On voit mal en quoi on sortirait de l’hypocrisie, d’autant qu’aucun argument scientifique n’est avancé pour justifier qu’on prive l’embryon humain des droits de l’homme.
Seul bémol, Emmanuelle Prada-Bordenave laisse entendre que certains embryons pourraient bénéficier de la recherche en étant implantés dans un utérus maternel, plutôt que d’être systématiquement détruits par cette pratique.
De leur côté, les parlementaires de l’OPECST se sont montrés tout aussi transgressifs en estimant que « la loi doit dire clairement que la recherche sur les embryons est autorisée », tout en dissimulant à nouveau cette posture derrière la promesse d’ « un haut niveau d’encadrement ». L’OPECST va jusqu’à préconiser l’autorisation du clonage, à condition qu’il n’aboutisse pas à faire naître les clones, mais il prend soin d’utiliser un autre vocabulaire : « la transposition nucléaire ». Le bémol des parlementaires – mais s’agit-il de présenter un repoussoir comme gage de leur sagesse ? – c’est leur opposition à « la transposition nucléaire inter-espèces », autrement dit la création de chimères, autorisées outre-manche.
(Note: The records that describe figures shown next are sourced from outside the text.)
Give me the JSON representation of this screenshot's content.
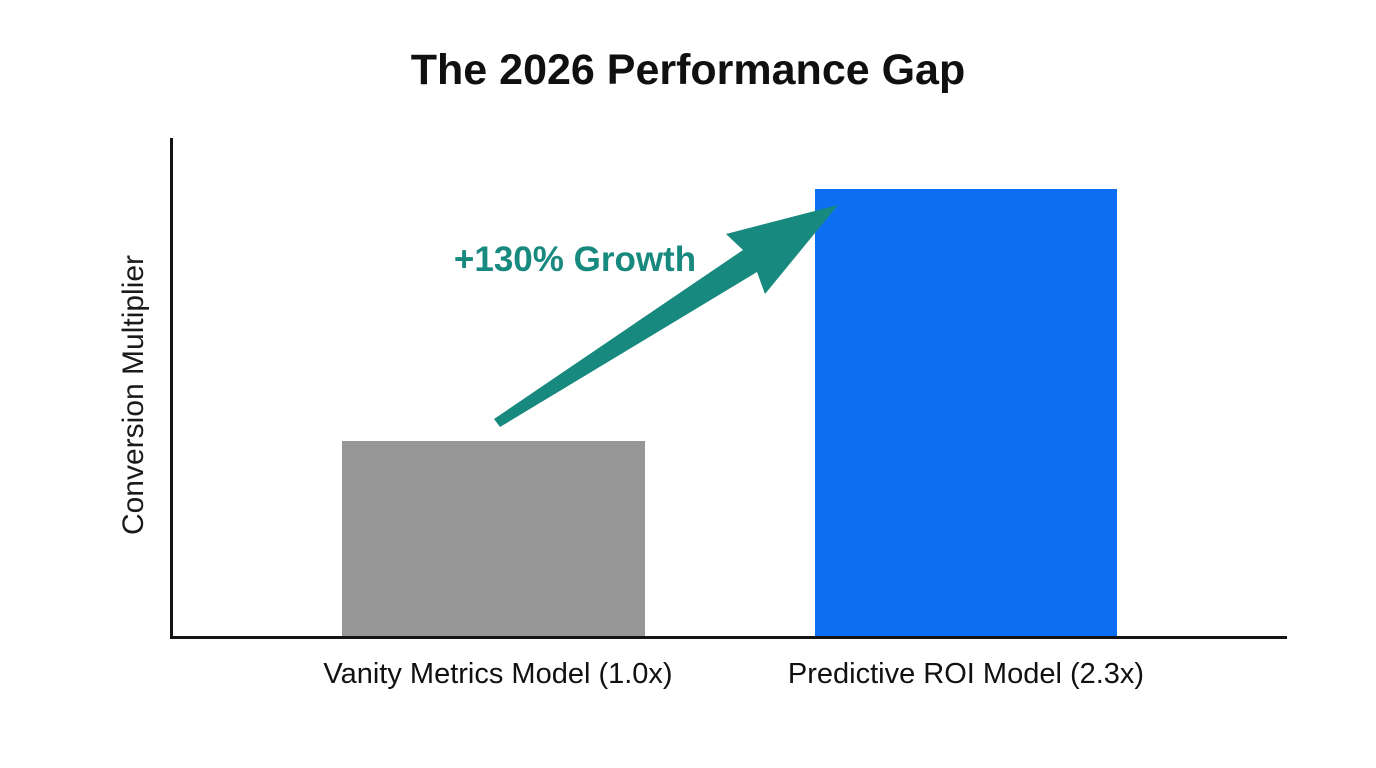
{
  "title": "The 2026 Performance Gap",
  "chart_data": {
    "type": "bar",
    "title": "The 2026 Performance Gap",
    "categories": [
      "Vanity Metrics Model (1.0x)",
      "Predictive ROI Model (2.3x)"
    ],
    "values": [
      1.0,
      2.3
    ],
    "xlabel": "",
    "ylabel": "Conversion Multiplier",
    "ylim": [
      0,
      2.56
    ],
    "grid": false,
    "legend": false,
    "bar_colors": [
      "#969696",
      "#0c6ef2"
    ],
    "axis_color": "#141414",
    "annotation": {
      "text": "+130% Growth",
      "color": "#17897e",
      "shape": "arrow-up-right"
    }
  }
}
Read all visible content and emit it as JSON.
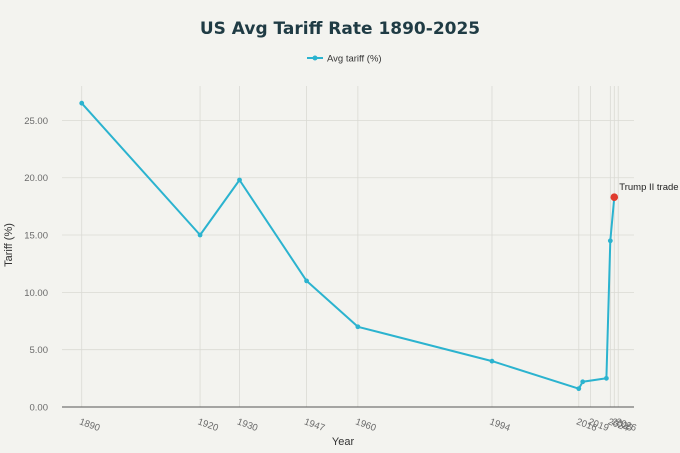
{
  "chart_data": {
    "type": "line",
    "title": "US Avg Tariff Rate 1890-2025",
    "xlabel": "Year",
    "ylabel": "Tariff (%)",
    "legend_position": "top-center",
    "ylim": [
      0,
      28
    ],
    "yticks": [
      0,
      5,
      10,
      15,
      20,
      25
    ],
    "ytick_labels": [
      "0.00",
      "5.00",
      "10.00",
      "15.00",
      "20.00",
      "25.00"
    ],
    "xlim": [
      1885,
      2030
    ],
    "x_ticks": [
      1890,
      1920,
      1930,
      1947,
      1960,
      1994,
      2016,
      2019,
      2024,
      2025,
      2026
    ],
    "series": [
      {
        "name": "Avg tariff (%)",
        "color": "#2bb3cf",
        "x": [
          1890,
          1920,
          1930,
          1947,
          1960,
          1994,
          2016,
          2017,
          2023,
          2024,
          2025
        ],
        "y": [
          26.5,
          15.0,
          19.8,
          11.0,
          7.0,
          4.0,
          1.6,
          2.2,
          2.5,
          14.5,
          18.3
        ]
      }
    ],
    "highlight": {
      "x": 2025,
      "y": 18.3,
      "color": "#e03b2e"
    },
    "annotations": [
      {
        "text": "Trump II trade",
        "x": 2025,
        "y": 18.3
      }
    ]
  }
}
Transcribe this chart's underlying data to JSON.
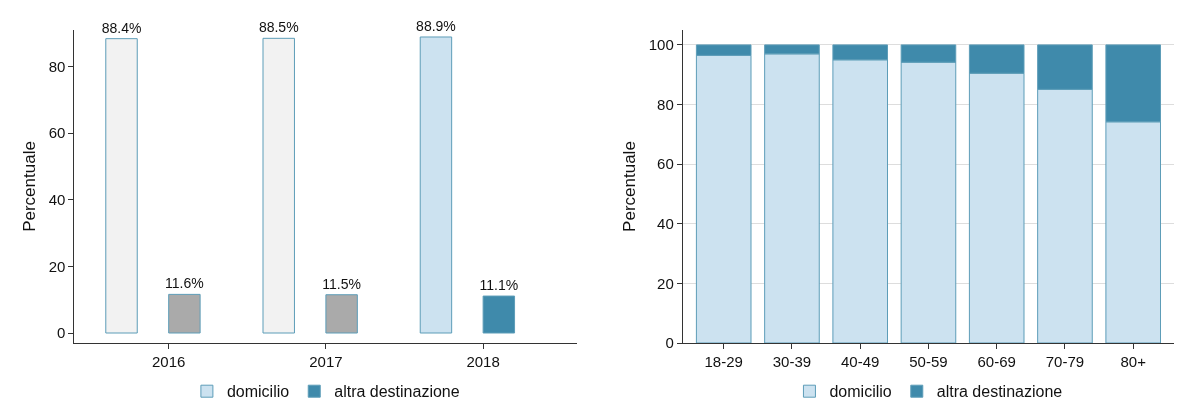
{
  "chart_data": [
    {
      "type": "bar",
      "ylabel": "Percentuale",
      "categories": [
        "2016",
        "2017",
        "2018"
      ],
      "ylim": [
        -3,
        91
      ],
      "yticks": [
        0,
        20,
        40,
        60,
        80
      ],
      "grid": false,
      "legend": "bottom",
      "series": [
        {
          "name": "domicilio",
          "color": "#cce2f0",
          "colors": [
            "#f2f2f2",
            "#f2f2f2",
            "#cce2f0"
          ],
          "values": [
            88.4,
            88.5,
            88.9
          ],
          "value_labels": [
            "88.4%",
            "88.5%",
            "88.9%"
          ]
        },
        {
          "name": "altra destinazione",
          "color": "#3f8aab",
          "colors": [
            "#aaaaaa",
            "#aaaaaa",
            "#3f8aab"
          ],
          "values": [
            11.6,
            11.5,
            11.1
          ],
          "value_labels": [
            "11.6%",
            "11.5%",
            "11.1%"
          ]
        }
      ]
    },
    {
      "type": "bar",
      "stacked": true,
      "ylabel": "Percentuale",
      "categories": [
        "18-29",
        "30-39",
        "40-49",
        "50-59",
        "60-69",
        "70-79",
        "80+"
      ],
      "ylim": [
        0,
        105
      ],
      "yticks": [
        0,
        20,
        40,
        60,
        80,
        100
      ],
      "grid": "y",
      "legend": "bottom",
      "series": [
        {
          "name": "domicilio",
          "color": "#cce2f0",
          "values": [
            96.5,
            97.0,
            95.0,
            94.2,
            90.5,
            85.1,
            74.2
          ]
        },
        {
          "name": "altra destinazione",
          "color": "#3f8aab",
          "values": [
            3.5,
            3.0,
            5.0,
            5.8,
            9.5,
            14.9,
            25.8
          ]
        }
      ]
    }
  ]
}
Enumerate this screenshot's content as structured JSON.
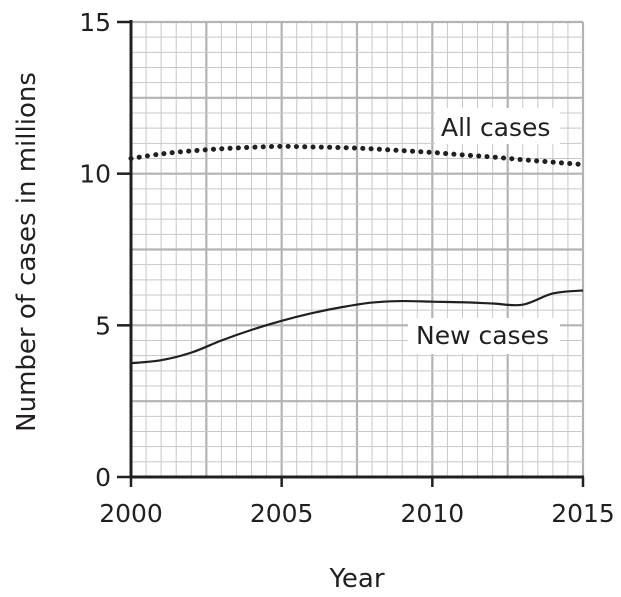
{
  "chart_data": {
    "type": "line",
    "title": "",
    "xlabel": "Year",
    "ylabel": "Number of cases in millions",
    "xlim": [
      2000,
      2015
    ],
    "ylim": [
      0,
      15
    ],
    "x_ticks": [
      2000,
      2005,
      2010,
      2015
    ],
    "y_ticks": [
      0,
      5,
      10,
      15
    ],
    "grid": true,
    "minor_grid_step": {
      "x": 0.5,
      "y": 0.5
    },
    "major_grid_step": {
      "x": 2.5,
      "y": 2.5
    },
    "series": [
      {
        "name": "All cases",
        "style": "dotted",
        "x": [
          2000,
          2001,
          2002,
          2003,
          2004,
          2005,
          2006,
          2007,
          2008,
          2009,
          2010,
          2011,
          2012,
          2013,
          2014,
          2015
        ],
        "y": [
          10.5,
          10.65,
          10.75,
          10.82,
          10.87,
          10.9,
          10.88,
          10.86,
          10.82,
          10.76,
          10.7,
          10.62,
          10.55,
          10.46,
          10.38,
          10.3
        ]
      },
      {
        "name": "New cases",
        "style": "solid",
        "x": [
          2000,
          2001,
          2002,
          2003,
          2004,
          2005,
          2006,
          2007,
          2008,
          2009,
          2010,
          2011,
          2012,
          2013,
          2014,
          2015
        ],
        "y": [
          3.75,
          3.85,
          4.1,
          4.5,
          4.85,
          5.15,
          5.4,
          5.6,
          5.75,
          5.8,
          5.78,
          5.76,
          5.72,
          5.68,
          6.05,
          6.15
        ]
      }
    ]
  }
}
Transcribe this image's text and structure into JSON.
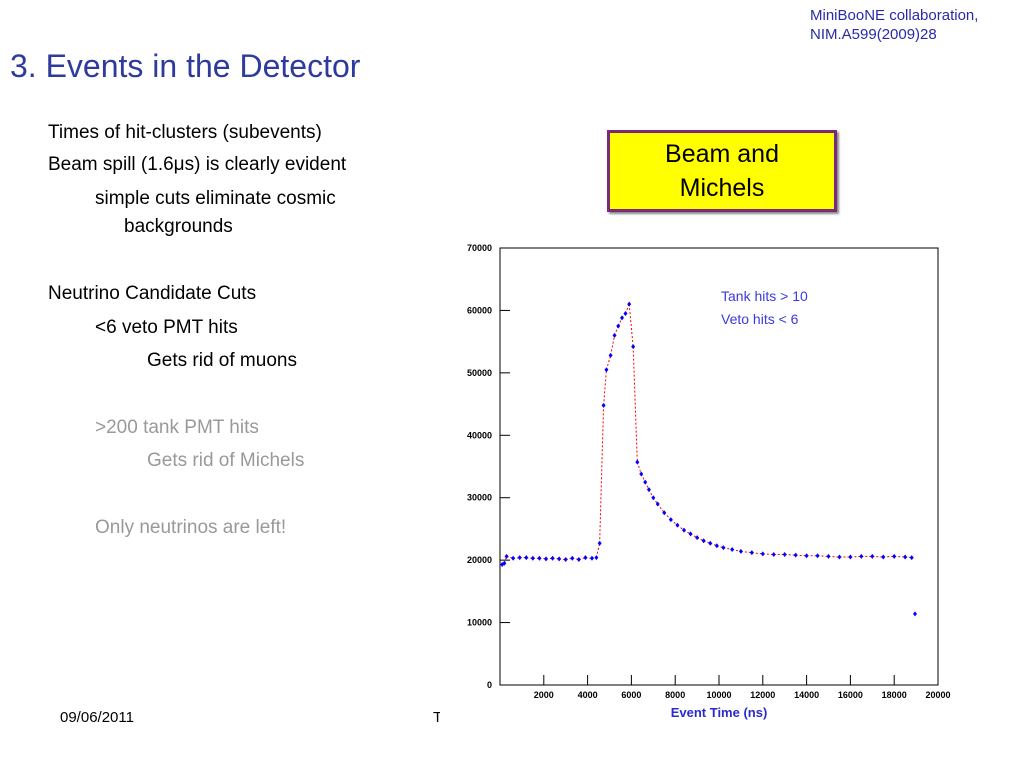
{
  "title": "3. Events in the Detector",
  "citation": [
    "MiniBooNE collaboration,",
    "NIM.A599(2009)28"
  ],
  "bullets": [
    {
      "text": "Times of hit-clusters (subevents)",
      "level": 0,
      "muted": false
    },
    {
      "text": "Beam spill (1.6μs) is clearly evident",
      "level": 0,
      "muted": false
    },
    {
      "text": "simple cuts eliminate cosmic backgrounds",
      "level": 1,
      "muted": false
    },
    {
      "text": "Neutrino Candidate Cuts",
      "level": 0,
      "muted": false
    },
    {
      "text": "<6 veto PMT hits",
      "level": 1,
      "muted": false
    },
    {
      "text": "Gets rid of muons",
      "level": 2,
      "muted": false
    },
    {
      "text": ">200 tank PMT hits",
      "level": 1,
      "muted": true
    },
    {
      "text": "Gets rid of Michels",
      "level": 2,
      "muted": true
    },
    {
      "text": "Only neutrinos are left!",
      "level": 1,
      "muted": true
    }
  ],
  "callout": "Beam and Michels",
  "footer": {
    "date": "09/06/2011",
    "center": "Te"
  },
  "chart_data": {
    "type": "scatter",
    "xlabel": "Event Time (ns)",
    "annotations": [
      "Tank hits > 10",
      "Veto hits < 6"
    ],
    "x": [
      100,
      200,
      300,
      600,
      900,
      1200,
      1500,
      1800,
      2100,
      2400,
      2700,
      3000,
      3300,
      3600,
      3900,
      4200,
      4400,
      4550,
      4730,
      4860,
      5050,
      5230,
      5400,
      5570,
      5730,
      5900,
      6080,
      6270,
      6450,
      6630,
      6800,
      7000,
      7200,
      7500,
      7800,
      8100,
      8400,
      8700,
      9000,
      9300,
      9600,
      9900,
      10200,
      10600,
      11000,
      11500,
      12000,
      12500,
      13000,
      13500,
      14000,
      14500,
      15000,
      15500,
      16000,
      16500,
      17000,
      17500,
      18000,
      18500,
      18800,
      18950
    ],
    "values": [
      19300,
      19500,
      20600,
      20300,
      20400,
      20400,
      20300,
      20300,
      20200,
      20300,
      20200,
      20100,
      20300,
      20100,
      20400,
      20300,
      20400,
      22700,
      44800,
      50500,
      52800,
      56000,
      57500,
      58800,
      59500,
      61000,
      54200,
      35700,
      33800,
      32500,
      31300,
      30000,
      29000,
      27600,
      26500,
      25600,
      24800,
      24200,
      23600,
      23100,
      22700,
      22300,
      22000,
      21700,
      21400,
      21200,
      21000,
      20900,
      20900,
      20800,
      20700,
      20700,
      20600,
      20500,
      20500,
      20600,
      20600,
      20500,
      20600,
      20500,
      20400,
      11400
    ],
    "color": "#0000ff",
    "fit_color": "#ff0000",
    "xlim": [
      0,
      20000
    ],
    "ylim": [
      0,
      70000
    ],
    "xticks": [
      2000,
      4000,
      6000,
      8000,
      10000,
      12000,
      14000,
      16000,
      18000,
      20000
    ],
    "yticks": [
      0,
      10000,
      20000,
      30000,
      40000,
      50000,
      60000,
      70000
    ]
  }
}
Quant au CCNE, il se limite pour le moment dans son « mémoire » rendu public mercredi à poser les « axes de la réflexion », remettant à plus tard son avis sur la recherche sur l’embryon in-vitro.
Derrière ce vaste remue-méninges, plus qu’une ligne solidement argumentée se dessine l’explosion d’un relativisme dont l’embryon humain fait les frais. Cette dérive est paradoxale alors que les espoirs se tournent désormais bien davantage vers les cellules du sang du cordon ombilical. L’OPECST recommande d’ailleurs une campagne d’information sur ce sujet. Prélevées au moment de l’accouchement, ces cellules ont le triple avantage d’être éthiquement neutres, totalement compatibles avec le donneur (le nouveau-né) mais aussi avec de nombreux autres receveurs, pour autant que la collecte s’effectue sur une grande échelle.
Si ce n’est pas par la voie de l’éthique, ce sera peut-être par celle de l’efficacité que notre société humanisera son regard sur l’embryon.